Monday, August 19, 2013

Recursive grep and performance comparison with find + grep

This is how you can recursively grep starting from current directory. 

find . -name "pattern" -exec grep "search_pattern" '{}' \;

That's been a known pattern to grep recursively. But let me introduce you to a better approach described in the second answer here which is saying that since grep 2.5.2 shipped on August 2006 we are happy to use a functionality from grep itself. So, check this out

00:47:50:~/Coding$ time greprepo "*.java" "flint" . 
./clojure/repos/my/jalint2/HelloWorld.java: Native.loadLibrary("flint", Flint.class); 
./clojure/repos/my/jalint2/HelloWorld.java: System.setProperty("jna.library.path", "../flint2"); 
./clojure/repos/rebcabin/jalint2/HelloWorld.java: Native.loadLibrary("flint", Flint.class); 
./clojure/repos/rebcabin/jalint2/HelloWorld.java: System.setProperty("jna.library.path", "../flint2");

real 0m0.134s 
user 0m0.120s 
sys 0m0.014s

00:48:25:~/Coding$ time find . -name "*.java" -exec grep flint '{}' \; 
Native.loadLibrary("flint", Flint.class); 
System.setProperty("jna.library.path", "../flint2"); 
Native.loadLibrary("flint", Flint.class); 
System.setProperty("jna.library.path", "../flint2"); 

real 0m0.545s 
user 0m0.289s 
sys 0m0.212s

Isn't it impressive? And greprepo is my alias to

alias greprepo='grep --exclude-dir ".{git,svn}" -R --mmap --include'

Performance boost is also due to mmap which is ok if you don't change files you are currently greping. Don't try to do mmap on network share or if you change the stuff. Anyways, whithout mmap performance is still much more impressive than with find 

01:02:46:~/Coding$ time grep --exclude-dir ".{git,svn}" -R --include "*.java" "flint" .
./clojure/repos/my/jalint2/HelloWorld.java:            Native.loadLibrary("flint", Flint.class);
./clojure/repos/my/jalint2/HelloWorld.java:        System.setProperty("jna.library.path", "../flint2");
./clojure/repos/rebcabin/jalint2/HelloWorld.java:            Native.loadLibrary("flint", Flint.class);
./clojure/repos/rebcabin/jalint2/HelloWorld.java:        System.setProperty("jna.library.path", "../flint2");

real 0m0.146s
user 0m0.130s
sys 0m0.015s

mmap will do its magic on really huge files. ~/Coding is not a storage for huge files as you can presume.

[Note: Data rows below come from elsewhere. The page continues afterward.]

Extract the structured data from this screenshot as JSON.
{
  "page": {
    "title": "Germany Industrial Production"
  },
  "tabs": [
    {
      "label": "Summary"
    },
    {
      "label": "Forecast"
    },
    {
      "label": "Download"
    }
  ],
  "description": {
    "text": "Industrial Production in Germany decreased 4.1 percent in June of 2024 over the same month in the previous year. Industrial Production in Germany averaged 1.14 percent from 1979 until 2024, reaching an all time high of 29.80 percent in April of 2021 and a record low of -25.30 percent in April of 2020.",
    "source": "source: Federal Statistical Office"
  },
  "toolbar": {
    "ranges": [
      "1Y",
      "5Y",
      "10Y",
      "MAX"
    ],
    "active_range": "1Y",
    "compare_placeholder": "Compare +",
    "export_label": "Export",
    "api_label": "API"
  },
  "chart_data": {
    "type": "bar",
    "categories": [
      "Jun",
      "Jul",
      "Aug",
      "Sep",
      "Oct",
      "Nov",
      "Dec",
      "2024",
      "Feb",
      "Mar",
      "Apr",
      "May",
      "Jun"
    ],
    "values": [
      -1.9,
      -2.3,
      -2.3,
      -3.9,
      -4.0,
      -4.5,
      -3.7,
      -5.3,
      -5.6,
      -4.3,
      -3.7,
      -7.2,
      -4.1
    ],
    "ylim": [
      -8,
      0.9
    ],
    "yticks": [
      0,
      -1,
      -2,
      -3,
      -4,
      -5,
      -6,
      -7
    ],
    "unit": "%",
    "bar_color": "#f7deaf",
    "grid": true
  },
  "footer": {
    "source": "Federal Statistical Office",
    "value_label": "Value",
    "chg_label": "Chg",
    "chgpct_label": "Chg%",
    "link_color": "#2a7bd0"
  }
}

Of course you may notice I used --exclude-dir with grep, but here is one more

1:02:56:~/Coding$ time grep -R --include "*.java" "flint" .
./clojure/repos/my/jalint2/HelloWorld.java:            Native.loadLibrary("flint", Flint.class);
./clojure/repos/my/jalint2/HelloWorld.java:        System.setProperty("jna.library.path", "../flint2");
./clojure/repos/rebcabin/jalint2/HelloWorld.java:            Native.loadLibrary("flint", Flint.class);
./clojure/repos/rebcabin/jalint2/HelloWorld.java:        System.setProperty("jna.library.path", "../flint2");

real 0m0.135s
user 0m0.118s
sys 0m0.017s

which makes me thinking of pre caching :) Anyway, find doesn't feature an easy option to exclude directories. There is some "workaround", which I didn't understand how to easily use. But even then find + grep is much slower, than grep alone.



UPDATE [Sep 17, 2013]



My friend pointed me at that there is a slightly better approach to find + grep to one that I used above, which is to combine find with xargs. So, here are all three approaches listed from the slowest to the fastest:

0 (raspberry) 14:43:20:~/.vim$ time find . -name "*.vim" -exec grep -Hn --color=always tab '{}' \; > /dev/null

real    0m1.855s
user    0m0.370s
sys     0m1.070s

0 (raspberry) 14:43:26:~/.vim$ time find . -name "*.vim" -print0 | xargs -0 grep -Hn --color=always tab > /dev/null

real    0m0.213s
user    0m0.080s
sys     0m0.110s

0 (raspberry) 14:43:31:~/.vim$ time greprepo "*.vim" "tab" . > /dev/null

real    0m0.172s
user    0m0.080s
sys     0m0.080s

Once again, grep alone wins. However, it's worth saying, find + xargs is much faster than find -exec. 

But don't forget that using grep only approach you have exclusions which I talked about in the original post.